Outre Washington, Boeing s’est lancé dans une bataille sans rival sur Internet. Dans un domaine que l’entreprise connait bien, on peut découvrir principalement deux sites. « Unitedtankers » et « the real american tanker » servant clairement la propagande américaine. Avec un message clair : « choisir Boeing, c’est créer 50 000 emplois en Amérique et la supériorité technique du B767 », le patriotisme et la préférence nationale doivent servir Boeing pour s’imposer. Initiative originale, le civil pourra participer à l’appel d’offres en signant une pétition destinée à l’administration Obama. On peut aussi envoyer une lettre à son représentant politique local pour lui demander de soutenir la participation de l’avionneur. Inutile de préciser que les habitants du Kansas ou de l’Alabama sont particulièrement visés.

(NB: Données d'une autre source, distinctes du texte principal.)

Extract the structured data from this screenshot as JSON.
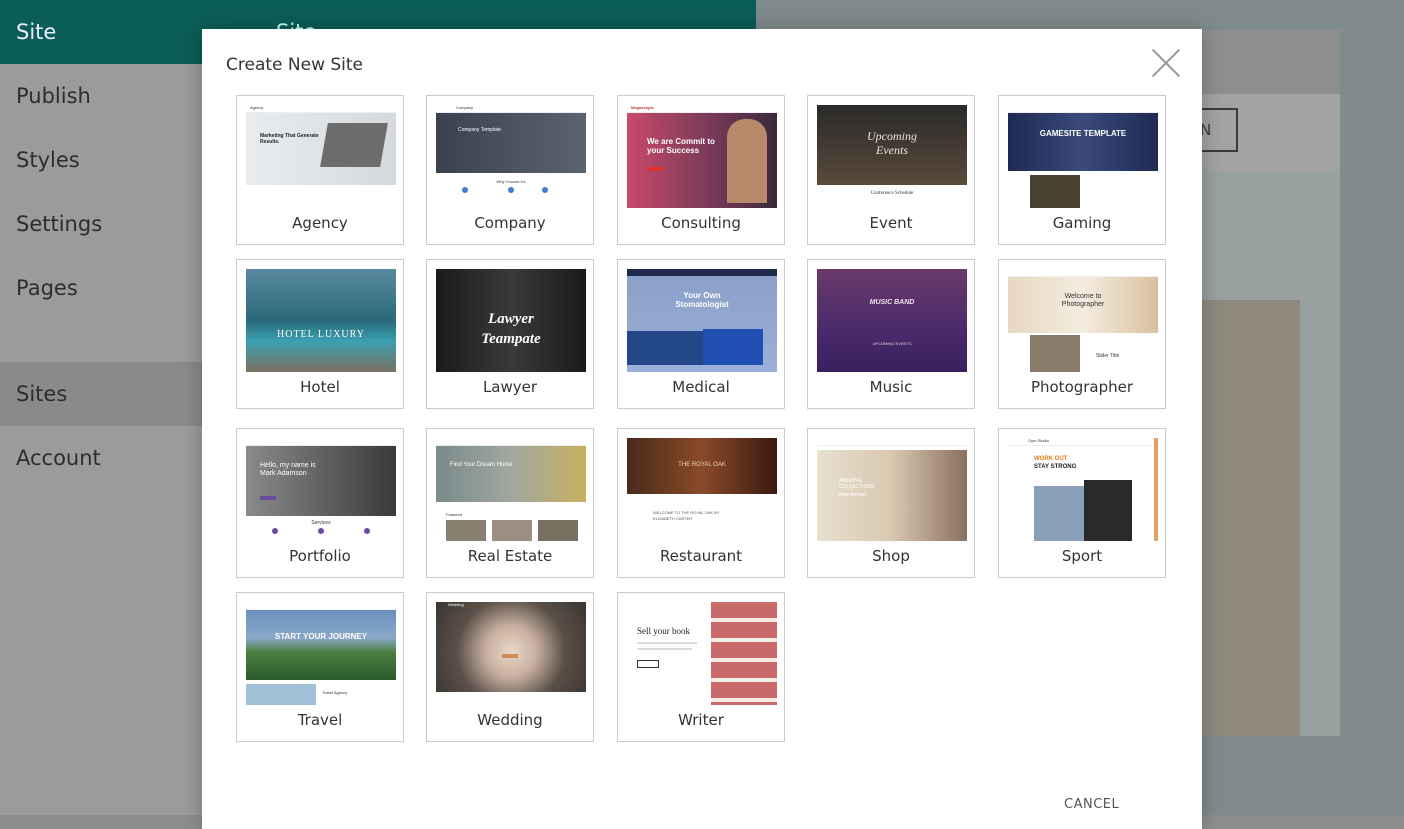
{
  "background": {
    "sidebar": {
      "title": "Site",
      "items": [
        "Publish",
        "Styles",
        "Settings",
        "Pages"
      ],
      "items2": [
        "Sites",
        "Account"
      ]
    },
    "panel": {
      "title": "Site"
    },
    "canvas": {
      "button_text": "N"
    }
  },
  "modal": {
    "title": "Create New Site",
    "cancel_label": "CANCEL"
  },
  "templates": [
    {
      "label": "Agency",
      "thumb_text": [
        "Agency",
        "Marketing That Generate Results."
      ]
    },
    {
      "label": "Company",
      "thumb_text": [
        "Company",
        "Company Template",
        "Why Choose Us"
      ]
    },
    {
      "label": "Consulting",
      "thumb_text": [
        "Megascopic",
        "We are Commit to your Success"
      ]
    },
    {
      "label": "Event",
      "thumb_text": [
        "Upcoming",
        "Events",
        "Conference Schedule"
      ]
    },
    {
      "label": "Gaming",
      "thumb_text": [
        "GAMESITE TEMPLATE"
      ]
    },
    {
      "label": "Hotel",
      "thumb_text": [
        "HOTEL LUXURY"
      ]
    },
    {
      "label": "Lawyer",
      "thumb_text": [
        "Lawyer",
        "Teampate"
      ]
    },
    {
      "label": "Medical",
      "thumb_text": [
        "Your Own",
        "Stomatologist"
      ]
    },
    {
      "label": "Music",
      "thumb_text": [
        "MUSIC BAND",
        "UPCOMING EVENTS"
      ]
    },
    {
      "label": "Photographer",
      "thumb_text": [
        "Welcome to",
        "Photographer",
        "Slider Title"
      ]
    },
    {
      "label": "Portfolio",
      "thumb_text": [
        "Hello, my name is Mark Adamson",
        "Services"
      ]
    },
    {
      "label": "Real Estate",
      "thumb_text": [
        "Find Your Dream Home",
        "Featured"
      ]
    },
    {
      "label": "Restaurant",
      "thumb_text": [
        "THE ROYAL OAK",
        "WELCOME TO THE ROYAL OAK BY ELIZABETH CARTER"
      ]
    },
    {
      "label": "Shop",
      "thumb_text": [
        "AMAZING COLLECTIONS",
        "New Arrivals"
      ]
    },
    {
      "label": "Sport",
      "thumb_text": [
        "Gym Studio",
        "WORK OUT",
        "STAY STRONG"
      ]
    },
    {
      "label": "Travel",
      "thumb_text": [
        "START YOUR JOURNEY",
        "Travel Agency"
      ]
    },
    {
      "label": "Wedding",
      "thumb_text": [
        "Wedding"
      ]
    },
    {
      "label": "Writer",
      "thumb_text": [
        "Sell your book"
      ]
    }
  ],
  "colors": {
    "sidebar_header": "#0b5e57",
    "consulting": "#c84a6a",
    "music": "#4a2a6a",
    "gaming": "#1e2a55"
  }
}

Sur cette bataille médiatique, on notera l’émergence récente d’un site concurrent, celui de l’A330MRTT. Enfin sorti de son mutisme vis-à-vis des nouvelles technologies de l’information, le site présente l’énorme avantage d’exister, de proposer des medias originaux mais ne rivalise pas encore par sa virulence avec celui de Boeing.
Pour contrebalancer un peu le duel entre Airbus et Boeing, on a bien cru un moment voir arriver une offre russe. Selon la rumeur, la société publique United Aviation Corporation (UAC) aurait pu répondre elle aussi à l’appel d’offres. Finalement Moscou avait mis rapidement un terme à cette rumeur mais laissa tout de même la porte ouverte à Washigton affirmant étudier une telle demande si elle était émise par les Etats-Unis.
La situation française de l’avion ravitailleur.
En France, le renouvellement des avions ravitailleur de l’armée de l’air n’a toujours pas été lancé. Cet appareil qui sera certainement l’A330MRTT est incontournable pour la viabilité de la composante aérienne de la dissuasion et des opérations conventionnelles. Alors que la France n’a toujours pas fait le choix d’acheter l’appareil, le constat fait tache d’huile vis-à-vis des Américains.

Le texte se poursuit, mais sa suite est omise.